# Make Your Own iPad Stand...



## Sucker4Romance (Sep 20, 2009)

I was looking on youtube and came across this video. Absolutely ingenious.


----------



## Someone Nameless (Jul 12, 2009)

It's clever but I wonder when or how you would ever use it in a stand like that.  You certainly couldn't type on it like that.


----------



## rho (Feb 12, 2009)

it would be good if you were just reading or watching a movie -- and it is cheap enough to just make one and have it in your bag so if you were out and about you could set it up quick at a table


----------



## Someone Nameless (Jul 12, 2009)

I've never noticed adhesive felt but of course I've never looked for it either.  If you had your iPad in a skin or case you wouldn't even have to go to all that trouble.


----------



## Sucker4Romance (Sep 20, 2009)

Yeah I thought this would be a great temporary stand for those waiting to order there perfect case/stand.

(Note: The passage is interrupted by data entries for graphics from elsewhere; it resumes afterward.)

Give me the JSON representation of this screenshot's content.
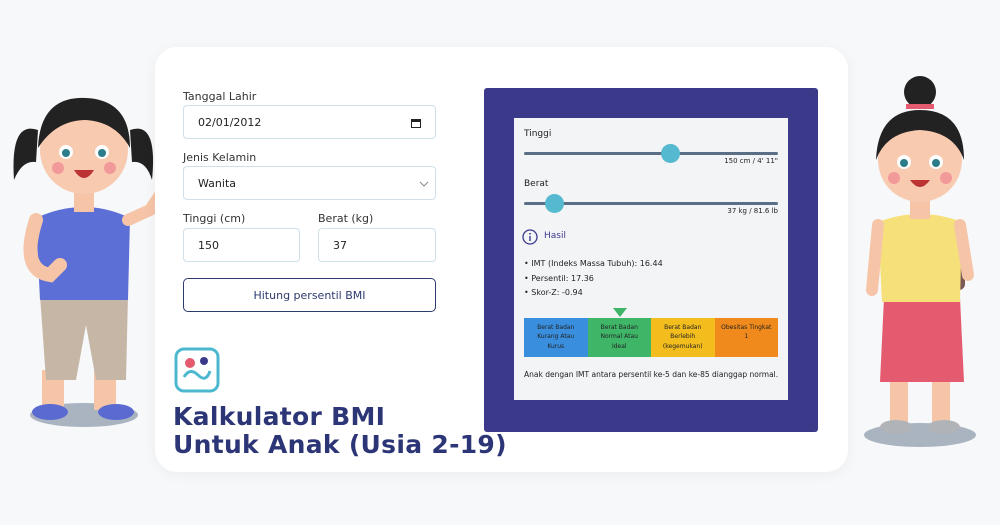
{
  "form": {
    "birth_date_label": "Tanggal Lahir",
    "birth_date": "02/01/2012",
    "gender_label": "Jenis Kelamin",
    "gender": "Wanita",
    "height_label": "Tinggi (cm)",
    "height": "150",
    "weight_label": "Berat (kg)",
    "weight": "37",
    "button": "Hitung persentil BMI"
  },
  "title": [
    "Kalkulator BMI",
    "Untuk Anak (Usia 2-19)"
  ],
  "result": {
    "height_label": "Tinggi",
    "height_value": "150 cm / 4' 11\"",
    "weight_label": "Berat",
    "weight_value": "37 kg / 81.6 lb",
    "section": "Hasil",
    "items": [
      "• IMT (Indeks Massa Tubuh): 16.44",
      "• Persentil: 17.36",
      "• Skor-Z: -0.94"
    ],
    "categories": [
      {
        "label": "Berat Badan Kurang Atau Kurus",
        "color": "#3a8ede"
      },
      {
        "label": "Berat Badan Normal Atau Ideal",
        "color": "#3fb568"
      },
      {
        "label": "Berat Badan Berlebih (kegemukan)",
        "color": "#f3bd1e"
      },
      {
        "label": "Obesitas Tingkat 1",
        "color": "#f08a1c"
      }
    ],
    "note": "Anak dengan IMT antara persentil ke-5 dan ke-85 dianggap normal."
  }
}
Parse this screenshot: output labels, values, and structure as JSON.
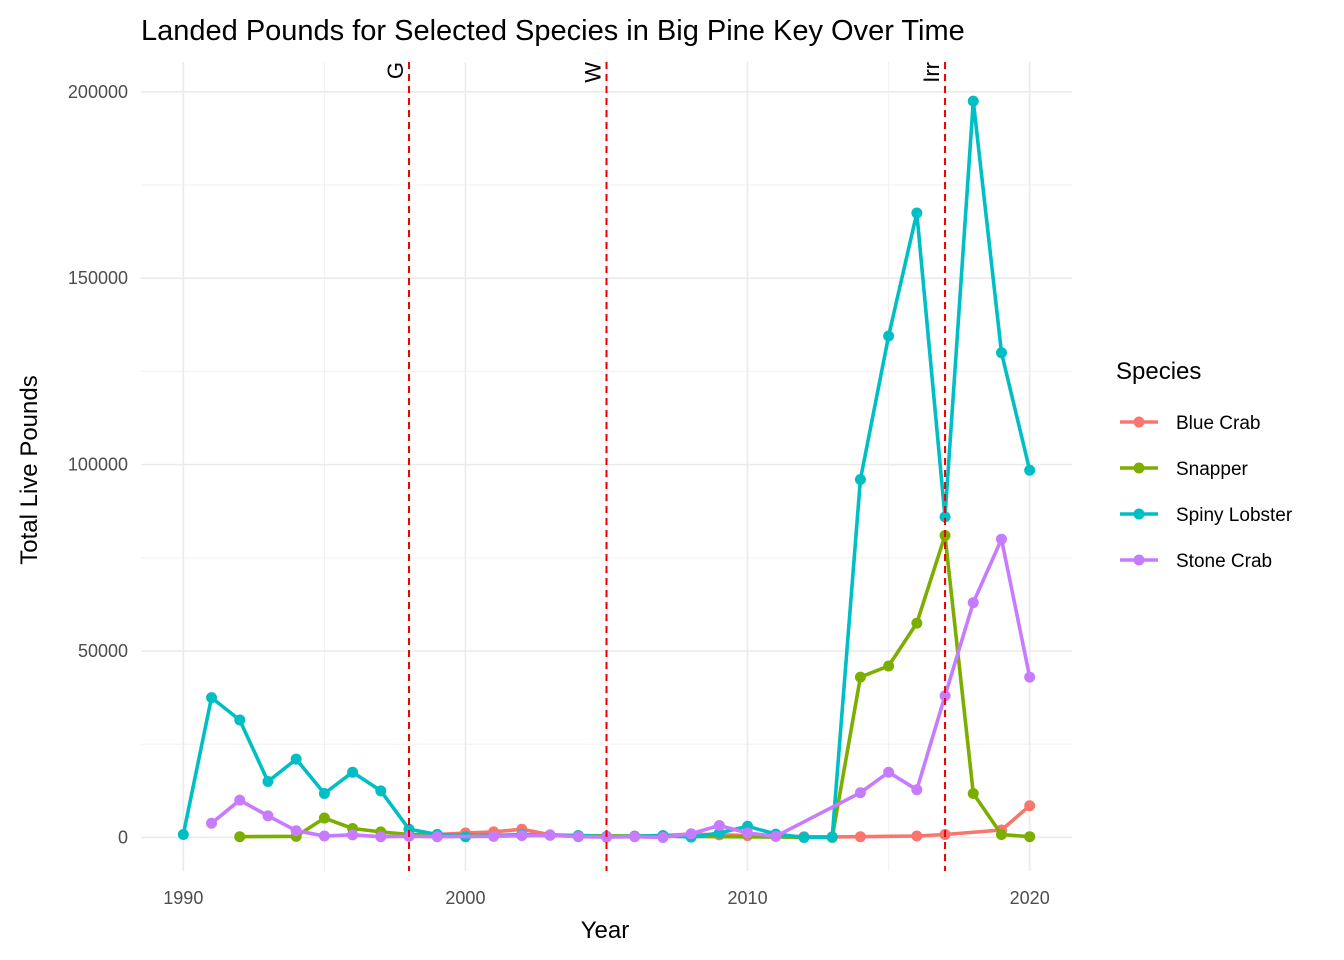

We are all playing the waiting game in terms of iPad accessories.


----------



## DD (Nov 9, 2008)

Does anyone know where to buy the clear lucite stands?  I don't think he mentions that.


----------



## hsuthard (Jan 6, 2010)

You can find them at office supply stores.

I'm using photo frame easels for now.


----------



## meljackson (Nov 19, 2008)

I got one at walmart. I just use it as is with my iPad in a case. 

Melissa


----------



## DD (Nov 9, 2008)

Thanks, hsuthard and Melissa!


----------